Two decades on, the system "belongs in the dark ages of ... prescriptive health surveillance practice", Prof Gorman said.
"Yes, there are some people flying who shouldn't be flying. There's also people being held back from flying who are quite fit to fly.
"It is inconsistent in both directions."
The system encouraged pilots to hide medical problems, including in mental health; it was prone to "miss some things ... [and] over-react to some things", he said.
Prof Gorman is working with the Air Line Pilots' Association, trying to amend the Civil Aviation Bill before Parliament that aims to modernise a suite of laws that are 30 years old.
"If I'm a pilot, I don't want to be targeted for something that's not a big deal," he said.

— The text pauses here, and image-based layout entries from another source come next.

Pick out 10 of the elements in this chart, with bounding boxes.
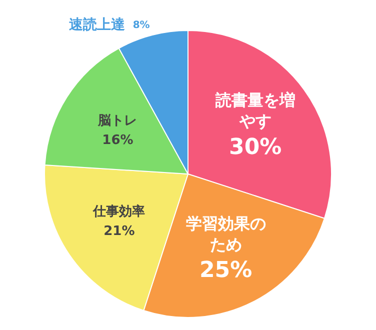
slice-label: 仕事効率 — [92, 204, 146, 220]
slice-label: 脳トレ — [97, 113, 138, 128]
data-label: 8% — [132, 20, 150, 31]
data-label: 25% — [199, 258, 252, 283]
data-label: 30% — [229, 134, 282, 160]
data-label: 21% — [104, 224, 135, 240]
slice-label: 学習効果のため — [186, 214, 266, 254]
slice-label: 読書量を増やす — [214, 90, 296, 131]
data-label: 16% — [102, 132, 134, 148]
slice-label: 速読上達 — [68, 16, 126, 33]
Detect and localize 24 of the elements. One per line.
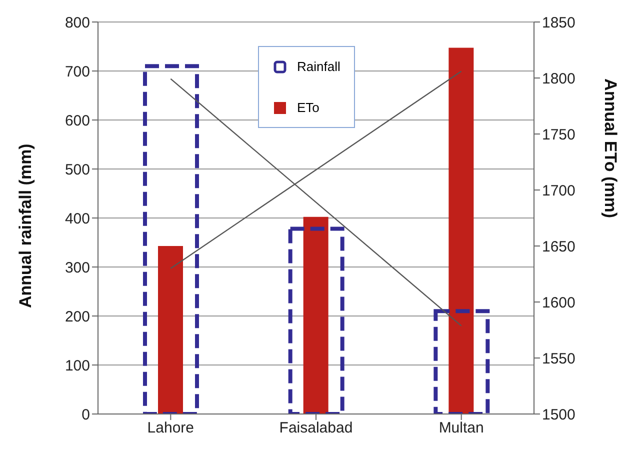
y-tick-label: 300 [64, 259, 90, 276]
y2-tick-label: 1750 [542, 126, 576, 144]
y-tick-label: 0 [82, 406, 90, 424]
legend-label: ETo [297, 100, 320, 115]
y-tick-label: 500 [64, 161, 90, 178]
y2-tick-label: 1550 [542, 350, 576, 368]
x-tick-label: Lahore [147, 420, 194, 437]
y-axis-title: Annual rainfall (mm) [16, 144, 36, 308]
y-tick-label: 800 [64, 14, 90, 32]
y-tick-label: 200 [64, 308, 90, 326]
x-tick-label: Multan [438, 420, 484, 437]
y2-tick-label: 1500 [542, 406, 576, 424]
y2-tick-label: 1650 [542, 238, 576, 256]
y2-tick-label: 1700 [542, 182, 576, 200]
legend-label: Rainfall [297, 59, 340, 74]
y-tick-label: 100 [64, 357, 90, 374]
y2-tick-label: 1850 [542, 14, 576, 32]
x-tick-label: Faisalabad [279, 420, 353, 437]
y2-tick-label: 1800 [542, 70, 576, 88]
y-tick-label: 600 [64, 112, 90, 130]
y2-axis-title: Annual ETo (mm) [600, 78, 620, 218]
y2-tick-label: 1600 [542, 294, 576, 312]
y-tick-label: 400 [64, 210, 90, 228]
y-tick-label: 700 [64, 63, 90, 80]
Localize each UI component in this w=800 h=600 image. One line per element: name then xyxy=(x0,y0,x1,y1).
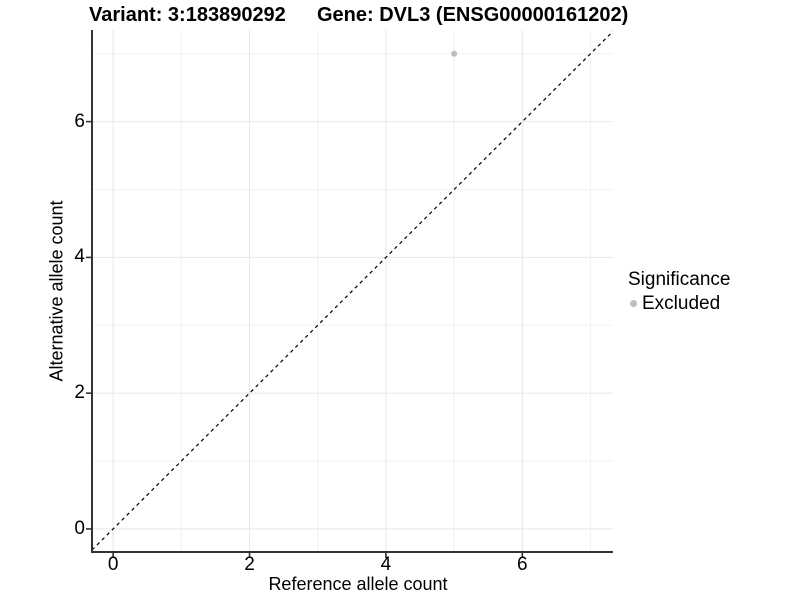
y-tick-label: 6 xyxy=(74,110,85,132)
identity-dashed-line xyxy=(91,30,614,551)
plot-title-variant: Variant: 3:183890292 xyxy=(89,4,286,26)
y-tick-label: 2 xyxy=(74,382,85,404)
x-axis-title: Reference allele count xyxy=(268,574,448,594)
x-tick-label: 6 xyxy=(517,554,528,575)
legend-point-marker-icon xyxy=(630,300,637,307)
data-point xyxy=(451,50,458,57)
x-tick-label: 0 xyxy=(107,554,119,575)
legend-entry-excluded: Excluded xyxy=(628,293,730,314)
x-tick-label: 4 xyxy=(380,554,392,575)
y-tick-label: 0 xyxy=(74,517,85,539)
y-axis-title: Alternative allele count xyxy=(46,200,67,382)
legend-title: Significance xyxy=(628,269,731,290)
plot-title-gene: Gene: DVL3 (ENSG00000161202) xyxy=(317,4,629,26)
legend: Significance Excluded xyxy=(628,269,730,314)
legend-entry-label: Excluded xyxy=(642,293,721,314)
y-tick-label: 4 xyxy=(74,246,85,268)
x-tick-label: 2 xyxy=(244,554,255,575)
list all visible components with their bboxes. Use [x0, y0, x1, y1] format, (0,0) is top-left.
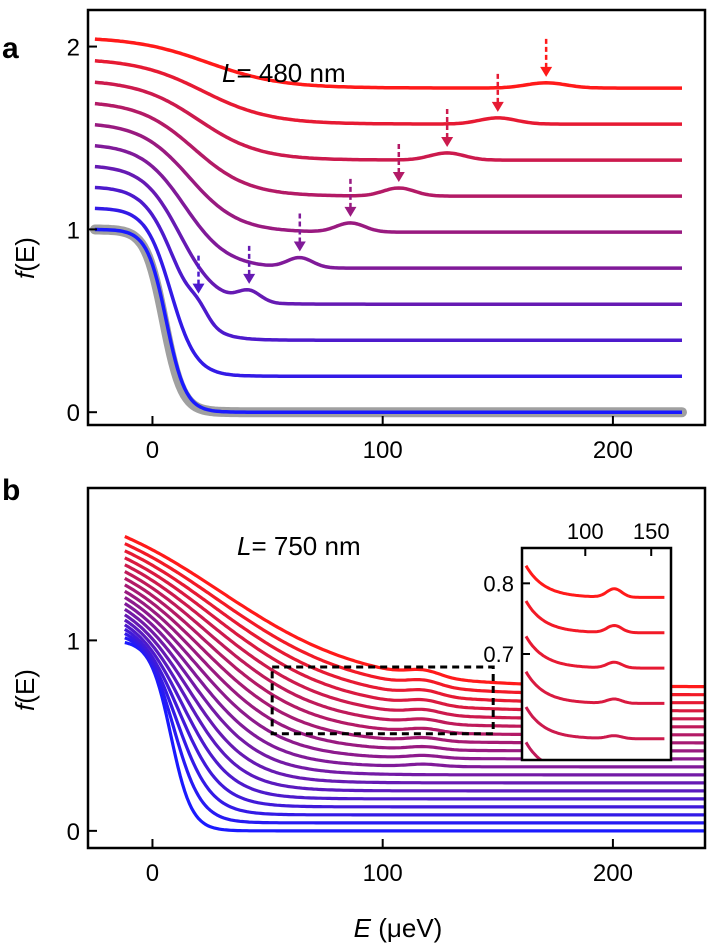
- peak-arrow-4: [344, 178, 357, 217]
- panel-b-ylabel: f(E): [10, 669, 40, 711]
- inset-background: [522, 548, 671, 760]
- x-tick-label: 0: [146, 860, 159, 887]
- peak-arrow-8: [540, 38, 553, 77]
- inset: 100 150 0.8 0.7: [483, 519, 673, 762]
- panel-a-ticks: 0 100 200 0 1 2: [67, 35, 633, 464]
- series-line-9: [123, 602, 705, 769]
- series-line-5: [123, 623, 705, 801]
- panel-b-frame: [86, 486, 707, 850]
- x-tick-label: 100: [363, 860, 403, 887]
- panel-a-arrows: [192, 38, 553, 294]
- inset-series-line-5: [524, 706, 665, 741]
- panel-a-curves: [89, 37, 687, 418]
- panel-a-ylabel: f(E): [10, 237, 40, 279]
- peak-arrow-3: [293, 213, 306, 252]
- panel-a-label: a: [2, 32, 19, 65]
- y-tick-label: 0: [67, 400, 80, 427]
- inset-series-line-3: [524, 635, 665, 670]
- peak-arrow-6: [441, 108, 454, 147]
- inset-x-tick-label: 150: [633, 519, 670, 544]
- inset-curves: [524, 564, 665, 760]
- series-line-1: [94, 227, 682, 414]
- inset-y-tick-label: 0.7: [483, 642, 514, 667]
- panel-b-curves: [123, 535, 705, 833]
- inset-series-line-1: [524, 564, 665, 599]
- peak-arrow-1: [192, 255, 205, 294]
- series-line-8: [123, 607, 705, 777]
- y-tick-label: 2: [67, 35, 80, 62]
- y-tick-label: 1: [67, 217, 80, 244]
- series-line-10: [94, 37, 682, 90]
- y-tick-label: 1: [67, 628, 80, 655]
- series-line-4: [94, 164, 682, 306]
- panel-b-annotation: L= 750 nm: [237, 531, 361, 561]
- series-line-6: [94, 123, 682, 234]
- panel-b-label: b: [2, 474, 20, 507]
- inset-x-tick-label: 100: [567, 519, 604, 544]
- panel-a-frame: [86, 8, 707, 427]
- zoom-box: [270, 665, 495, 736]
- peak-arrow-7: [491, 73, 504, 112]
- series-line-6: [123, 618, 705, 793]
- peak-arrow-2: [243, 245, 256, 284]
- series-line-3: [124, 632, 705, 817]
- panel-a-annotation: L= 480 nm: [222, 58, 346, 88]
- panel-b-ticks: 0 100 200 0 1: [67, 628, 633, 887]
- y-tick-label: 0: [67, 819, 80, 846]
- inset-series-line-4: [524, 670, 665, 705]
- x-tick-label: 200: [593, 860, 633, 887]
- series-line-5: [94, 144, 682, 270]
- x-tick-label: 100: [363, 437, 403, 464]
- inset-series-line-2: [524, 600, 665, 635]
- panel-a: a 0 100 200 0 1 2 L= 480 nm f(E): [2, 8, 707, 464]
- series-line-4: [123, 627, 705, 809]
- x-tick-label: 200: [593, 437, 633, 464]
- series-line-2: [94, 206, 682, 378]
- series-line-7: [123, 613, 705, 785]
- series-line-3: [94, 185, 682, 342]
- series-line-8: [94, 80, 682, 162]
- panel-b-xlabel: E (μeV): [354, 913, 443, 943]
- series-line-2: [124, 636, 705, 825]
- x-tick-label: 0: [146, 437, 159, 464]
- panel-b: b 0 100 200 0 1 L= 750 nm f(E) E (μeV) 100 15…: [2, 474, 707, 943]
- inset-ticks: 100 150 0.8 0.7: [483, 519, 669, 667]
- series-line-1: [124, 641, 705, 833]
- inset-y-tick-label: 0.8: [483, 571, 514, 596]
- peak-arrow-5: [392, 143, 405, 182]
- series-line-7: [94, 101, 682, 198]
- series-line-9: [94, 59, 682, 126]
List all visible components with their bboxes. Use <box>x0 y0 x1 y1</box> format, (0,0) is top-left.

"But if something is important, I want it to be managed expeditiously and openly and in a way in which... I fully participate in sorting out my risks."
Prof Gorman is not hopeful. CAA was a clumsy bureaucracy too captured by the medical and aviation industries to move, he said.
'This really upset me this case' - Aircraft Owners and Pilots Association
The Aircraft Owners and Pilots Association echoes that. It only recently succeeded after a decade-long struggle with CAA to improve how recreational pilots get medical clearance, said president Stephen Brown.
A GP in Rangiora, Brown cites cases he knows of personally, of a pilot grounded after being prescribed anti-depressants, though he was only slightly down, and CAA finding out, and another put under restrictions after alcohol testing that Brown said was unfair.
He read the Lindsay 55-page court ruling about how the CAA's medical officers appeared "primed to overreact" due to international talk about the risks of homicide-suicide flights, though these are very rare.
"They do a lot of talking with other jurisdictions around the world, and they have ... flags that they're looking for," he said.
"But the red flags were very small in this one, and if you talk to people enough, long enough, you will find red flags in everybody.
"So this really upset me this case ... just how it destroys a person's life.
"Luckily, Mr Lindsay was of a strong character, and ... has now put all of that personal stuff out in the public domain, allowing other people to learn from his experiences and hopefully CAA to implement some change."
'Robust' medical decisions
CAA defends its medical certification processes as "robust".
It cites the fact the "vast majority" of its decisions get upheld on appeal: In fact, just seven out of 180 appeals by pilots in the last decade were upheld by the convenors that CAA uses.
Brown reads this entirely differently.
"The convenor process is, in my mind, fraught with danger. It almost always sides with CAA," he said.
"I imagine they have a bias in favour of the regulator."
His association, as well as the Air Line Pilots' Association, and commercial group Aviation New Zealand, are all now pushing for an independent tribunal that pilots could appeal to, but the new Civil Aviation Bill does not allow for it.
Graham Lindsay had a stroke 18 months ago and no longer flies. He was cautioned by some colleagues against taking on a government department, but he could not give up, he said.
Civil Aviation had to start listening and learning. "At the moment, there's not a lot of trust," he said.